I am an architect of WPF, both the full desktop version and the subset that provides the UI framework for Silverlight. This subsetting exercise raises challenges I’ve not run into before when designing software. Simply put, how do we keep the framework small without completely changing the programming model? Keeping it small is relatively easy: just take out classes and APIs. You of course lose functionality in the process, but almost always when designing software you start out with many features and then must prune back in order to ship. Subsetting also makes it hard for users to move substantial bodies of code from the big system to the small system. Not only features, but individual APIs that we decided to cut “because they weren’t critical” are naturally called all the time in the application code, and there is no replacement. Worse, it is easy to get confused reading books about desktop .NET or looking at blog articles about XAML and not be able to tell what is in Silverlight and what isn’t. There was a simple question in the Silverlight forums this morning about how to set the Name of a Framework element. The user had seen code that simply said fe.Name=”foo” and it wasn’t working for him. Well, that code works on desktop WPF and it is highly unlikely the place he saw the example noted that this wasn’t available in Silverlight.
To keep somewhat sane, we choose to design around making it possible to port code *from* Silverlight *to* the desktop. As long as the Silverlight APIs are a subset (with expected differences for application model) of the desktop ones, code should all just compile and run when moved over. But this is where it gets trickier than we originally imagined.
With the full desktop frameworks there are usually several ways of doing the same thing. In Silverlight we eliminate many of these variations in the search for the smallest possible code and surface area. However, what happens when we eliminate a path that is a best practice for a particular scenario? For example, there are a number of complex APIs in desktop WPF that are only used if you want the best possible performance…usually with some tradeoff in flexibility. The System.Windows.Media.Drawing class and its descendents are examples. These allow you draw shapes into a single visual and render more efficiently. Not strictly necessary, but they make for much better performance in some scenarios. These scenarios are still possible in Silverlight, but if you now port your code to desktop, you will be well served to rewrite a big chunk of code.
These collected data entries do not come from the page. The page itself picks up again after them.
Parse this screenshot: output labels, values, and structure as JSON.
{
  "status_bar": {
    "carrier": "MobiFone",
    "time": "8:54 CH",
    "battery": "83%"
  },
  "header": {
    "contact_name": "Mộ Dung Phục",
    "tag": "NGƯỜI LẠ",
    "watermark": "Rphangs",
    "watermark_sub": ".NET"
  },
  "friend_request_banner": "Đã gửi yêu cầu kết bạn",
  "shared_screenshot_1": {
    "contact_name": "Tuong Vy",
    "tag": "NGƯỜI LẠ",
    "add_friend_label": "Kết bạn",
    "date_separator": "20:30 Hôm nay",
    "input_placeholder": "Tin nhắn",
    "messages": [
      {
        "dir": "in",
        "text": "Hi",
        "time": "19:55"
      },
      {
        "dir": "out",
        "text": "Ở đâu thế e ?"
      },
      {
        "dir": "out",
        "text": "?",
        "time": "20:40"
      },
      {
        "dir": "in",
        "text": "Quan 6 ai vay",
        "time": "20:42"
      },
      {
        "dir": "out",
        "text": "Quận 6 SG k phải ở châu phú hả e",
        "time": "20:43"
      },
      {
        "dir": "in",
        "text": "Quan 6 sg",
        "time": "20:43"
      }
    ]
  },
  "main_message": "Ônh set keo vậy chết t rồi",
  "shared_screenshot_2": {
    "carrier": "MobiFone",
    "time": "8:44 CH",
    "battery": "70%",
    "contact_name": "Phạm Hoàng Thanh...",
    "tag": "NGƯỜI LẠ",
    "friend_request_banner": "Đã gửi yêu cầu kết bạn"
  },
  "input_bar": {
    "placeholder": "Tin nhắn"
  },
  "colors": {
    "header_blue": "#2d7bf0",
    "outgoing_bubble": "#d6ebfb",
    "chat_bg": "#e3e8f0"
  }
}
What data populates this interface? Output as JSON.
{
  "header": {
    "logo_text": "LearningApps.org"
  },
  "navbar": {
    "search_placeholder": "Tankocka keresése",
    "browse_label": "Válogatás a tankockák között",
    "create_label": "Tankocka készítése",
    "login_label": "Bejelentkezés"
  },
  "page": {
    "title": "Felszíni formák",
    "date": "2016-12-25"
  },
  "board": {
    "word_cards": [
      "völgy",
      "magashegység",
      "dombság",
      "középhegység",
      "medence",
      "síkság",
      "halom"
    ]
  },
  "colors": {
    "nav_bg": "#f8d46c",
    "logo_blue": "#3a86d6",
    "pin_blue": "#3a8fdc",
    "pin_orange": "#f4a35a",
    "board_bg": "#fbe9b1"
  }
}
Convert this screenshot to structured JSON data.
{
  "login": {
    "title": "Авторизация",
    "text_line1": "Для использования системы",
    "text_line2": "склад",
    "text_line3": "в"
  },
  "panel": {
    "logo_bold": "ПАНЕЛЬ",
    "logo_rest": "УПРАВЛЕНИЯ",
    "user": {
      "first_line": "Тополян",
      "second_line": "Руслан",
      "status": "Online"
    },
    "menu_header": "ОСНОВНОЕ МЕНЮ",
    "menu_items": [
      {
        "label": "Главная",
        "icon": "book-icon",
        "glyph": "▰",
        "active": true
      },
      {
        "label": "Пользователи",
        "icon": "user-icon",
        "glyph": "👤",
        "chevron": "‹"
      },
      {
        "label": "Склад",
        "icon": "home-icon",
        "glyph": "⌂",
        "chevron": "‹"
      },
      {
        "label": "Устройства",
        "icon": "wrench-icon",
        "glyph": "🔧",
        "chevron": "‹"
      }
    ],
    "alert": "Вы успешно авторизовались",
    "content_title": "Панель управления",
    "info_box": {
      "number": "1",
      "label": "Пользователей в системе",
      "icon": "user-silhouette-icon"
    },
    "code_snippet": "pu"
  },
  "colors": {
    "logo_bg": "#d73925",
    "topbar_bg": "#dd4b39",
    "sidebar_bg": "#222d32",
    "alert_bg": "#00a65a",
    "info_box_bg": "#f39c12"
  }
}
The above example is a bit of a special case, and I don’t feel bad about it at all. A much greater struggle that hits a very large number of users is how we do Control templating. All of the APIs we use in Silverlight’s Beta1 control templating model exist in desktop WPF, and yet the templates are completely different. By subsetting the APIs we ended up changing not just the best practices, but the essential model.
Let me be clear. If you write your own custom control in Silverlight, using the Silverlight model, you can create a template for it and take your custom control and its template and run them on desktop WPF. The problem is, we do not provide Triggers in Silverlight and many of the properties (IsMouseOver, IsPressed) that Triggers depend on to work. There are technical reasons Triggers were hard to add in Silverlight 2 (though we will add them in the future), but even greater was the test and development cost of adding all the additional properties necessary to make them work. So, we decided to make the controls have to “trigger” the state changes themselves in code. All this code works on desktop WPF. But existing controls, written for the desktop, don’t contain the code to “trigger” the state changes, so the control templates don’t do anything when applied (they create their children, but don’t react to events).
I should add at this point, that we also think there are some advantages for designers and tools of the Silverlight templating model. The Parts and States model (which is just a pattern using existing APIs) adds structure to a template that makes it easier to understand. And in the future, when we add Triggers into Silverlight they are completely compatible with the Parts and States model…providing the best of the two models. Finally, the Beta1 Parts and States model is going to be considerably enhanced in the near future in ways that really show off the advantages and simplify the coding.
Sorry for the tease about future stuff (watch this space), but this posting is about the essential subsetting problem, and the control templating model has been our greatest struggle in this area. I hope this helps provide insights into the Silverlight programming model and some of the decisions we’ve made, which may seem arbitrary and patternless otherwise.